Polian was a member of the competition committee, which recommends rules changes, for 19 years and a supporter of the overtime rule in its present form – which is why his comments are especially noteworthy. Granted, he has ties to the Buffalo Bills, too, serving as their GM from 1986-92, but that has little to do with his stance on the rule. He believes a change is warranted because the rule, in its present form, is unfair.

But according to NFL Research, it really isn’t. Under the current rules, it said, teams that win overtime coin tosses have a record of 86-67-10, a 52.8 winning percentage. However, when you look at the numbers for overtime playoff games, the results are more skewed: Teams that win overtime coin tosses are 10-1, with seven of those clubs scoring on their opening drives.

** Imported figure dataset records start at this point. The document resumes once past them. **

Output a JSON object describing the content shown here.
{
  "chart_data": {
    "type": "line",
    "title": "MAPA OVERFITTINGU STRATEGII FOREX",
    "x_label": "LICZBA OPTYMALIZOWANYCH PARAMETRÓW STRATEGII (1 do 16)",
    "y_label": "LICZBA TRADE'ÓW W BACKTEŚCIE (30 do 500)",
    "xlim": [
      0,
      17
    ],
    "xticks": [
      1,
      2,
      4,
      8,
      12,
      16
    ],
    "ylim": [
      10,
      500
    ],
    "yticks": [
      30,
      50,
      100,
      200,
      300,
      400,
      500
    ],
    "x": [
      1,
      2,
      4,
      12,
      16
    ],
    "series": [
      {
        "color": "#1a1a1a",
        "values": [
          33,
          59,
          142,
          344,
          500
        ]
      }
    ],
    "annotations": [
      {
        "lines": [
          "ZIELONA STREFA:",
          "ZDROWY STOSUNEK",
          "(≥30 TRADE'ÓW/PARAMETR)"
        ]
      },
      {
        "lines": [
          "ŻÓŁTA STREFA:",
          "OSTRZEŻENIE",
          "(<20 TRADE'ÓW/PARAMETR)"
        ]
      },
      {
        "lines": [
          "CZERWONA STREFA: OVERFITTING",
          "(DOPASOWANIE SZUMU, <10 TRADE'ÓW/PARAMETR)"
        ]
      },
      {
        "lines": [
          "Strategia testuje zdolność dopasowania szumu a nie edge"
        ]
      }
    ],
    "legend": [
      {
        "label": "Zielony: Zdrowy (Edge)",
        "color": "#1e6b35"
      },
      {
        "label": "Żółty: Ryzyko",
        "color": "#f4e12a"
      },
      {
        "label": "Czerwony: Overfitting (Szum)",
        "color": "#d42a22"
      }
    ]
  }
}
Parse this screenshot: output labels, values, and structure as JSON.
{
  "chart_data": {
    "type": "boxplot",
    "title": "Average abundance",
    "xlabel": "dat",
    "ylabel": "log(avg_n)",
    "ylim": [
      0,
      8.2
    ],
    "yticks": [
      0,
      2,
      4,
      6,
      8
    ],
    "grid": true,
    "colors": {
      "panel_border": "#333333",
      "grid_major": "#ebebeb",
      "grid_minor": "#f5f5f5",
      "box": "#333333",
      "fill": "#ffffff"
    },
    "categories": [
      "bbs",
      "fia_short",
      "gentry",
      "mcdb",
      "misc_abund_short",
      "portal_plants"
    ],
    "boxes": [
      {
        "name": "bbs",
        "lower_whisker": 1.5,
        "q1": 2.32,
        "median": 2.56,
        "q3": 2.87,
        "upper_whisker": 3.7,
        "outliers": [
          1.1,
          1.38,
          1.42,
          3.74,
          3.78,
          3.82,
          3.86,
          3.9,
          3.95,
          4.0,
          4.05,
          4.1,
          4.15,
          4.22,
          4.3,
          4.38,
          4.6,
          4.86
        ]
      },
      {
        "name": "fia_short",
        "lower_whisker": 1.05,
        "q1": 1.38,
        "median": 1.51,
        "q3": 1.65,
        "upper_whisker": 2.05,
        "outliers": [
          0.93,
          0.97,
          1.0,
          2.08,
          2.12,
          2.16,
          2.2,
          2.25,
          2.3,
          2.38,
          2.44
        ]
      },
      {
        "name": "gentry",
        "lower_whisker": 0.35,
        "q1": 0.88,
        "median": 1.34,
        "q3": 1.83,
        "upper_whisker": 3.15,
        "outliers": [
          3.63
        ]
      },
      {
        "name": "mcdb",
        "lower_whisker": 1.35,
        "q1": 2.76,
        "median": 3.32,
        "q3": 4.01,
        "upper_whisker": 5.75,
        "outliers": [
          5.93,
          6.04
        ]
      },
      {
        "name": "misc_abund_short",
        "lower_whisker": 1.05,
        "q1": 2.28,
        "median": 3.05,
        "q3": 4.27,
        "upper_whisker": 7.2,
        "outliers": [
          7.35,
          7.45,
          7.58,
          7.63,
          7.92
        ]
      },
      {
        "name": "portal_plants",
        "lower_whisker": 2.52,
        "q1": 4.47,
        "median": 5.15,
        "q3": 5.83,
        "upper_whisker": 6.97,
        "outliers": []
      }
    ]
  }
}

It’s those figures that have Polian pushing for a change.

He conceded that he hasn’t had time to plot out all the “unintended consequences” of his proposal, but he also said “I’ve been through the discussion long enough to understand the unintended consequences” -- one of which is the prolongation of games to extreme lengths.

“You could put it in for one year only to see how it works,” he said of his idea. “Certainly, you can talk it through at the committee level. I’m certain that they will. Because some team (or) franchise is going to put in an overtime proposal. So the committee is going to have to deal with it.”